PENDAHULUAN
1.1 Latar Belakang
Indonesia adalah negara hukum. Semua yang menyangkut kesejahteraan umum sudah
diatur dalam undang-undang dalam bentuk peraturan-peraturan tertulis. Dengan
begitu sebuah kepastian hukum untuk seseorang sejahtera hakikatnya telah terjamin oleh
konstitusi yang ada di Indonesia.
Hukum di Indonesia tidak bisa berdiri secara netral, pasti ada beberapa kepentingankepentingan yang menyangkut didalamnya seperti kepentingan negara. Dengan begitu maka
politik untuk hukum bisa dikatakan sebagai alat atau sarana dan langkah yang dapat
digunakan oleh pemerintah untuk menciptakan sistem hukum nasional guna mencapai citacita bangsa dan tujuan negara.
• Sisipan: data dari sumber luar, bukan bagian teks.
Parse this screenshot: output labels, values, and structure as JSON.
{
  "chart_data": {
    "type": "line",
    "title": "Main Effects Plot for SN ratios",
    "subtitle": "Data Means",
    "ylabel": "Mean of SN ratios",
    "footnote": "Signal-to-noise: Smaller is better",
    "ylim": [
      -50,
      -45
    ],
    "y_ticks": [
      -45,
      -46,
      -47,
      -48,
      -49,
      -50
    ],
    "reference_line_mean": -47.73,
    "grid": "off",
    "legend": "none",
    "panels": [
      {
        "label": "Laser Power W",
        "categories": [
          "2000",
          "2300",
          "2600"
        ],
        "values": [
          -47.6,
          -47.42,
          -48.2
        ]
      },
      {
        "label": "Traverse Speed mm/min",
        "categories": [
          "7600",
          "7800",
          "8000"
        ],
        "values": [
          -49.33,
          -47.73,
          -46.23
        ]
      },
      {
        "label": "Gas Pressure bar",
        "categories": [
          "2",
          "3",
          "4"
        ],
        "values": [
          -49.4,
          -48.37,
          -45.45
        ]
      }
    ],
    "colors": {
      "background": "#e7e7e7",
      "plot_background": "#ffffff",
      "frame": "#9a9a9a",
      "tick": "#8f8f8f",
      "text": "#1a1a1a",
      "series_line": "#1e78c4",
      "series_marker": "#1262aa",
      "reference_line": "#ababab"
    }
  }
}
Jadi perlunya hukum untuk negara kita yaitu untuk mengatur supaya bisa mencapai
cita-cita bangsa dan tujuan negara, untuk melaksanakan hal tersebut diperlukan suatu
kejelasan atau kepastian hukum di dalamnya. Seseorang yang sudah memliki kepastian
hukum pasti akan lebih mudah dalam melakukan lalulintas hukum atau kegiatan-kegiatan
hukum, misalnya dalam kepemilikan tanah.
Tanah adalah suatu aset negara yang sangat banyak sekali, sumber penghasilan negara
juga sebagian besar dari pajak dan salah satu pajak yaitu pajak dari tanah, baik itu pajak
bangunan maupun pajak-pajak yang lain misalnya sewa, hak pakai, daln lain sebagainya.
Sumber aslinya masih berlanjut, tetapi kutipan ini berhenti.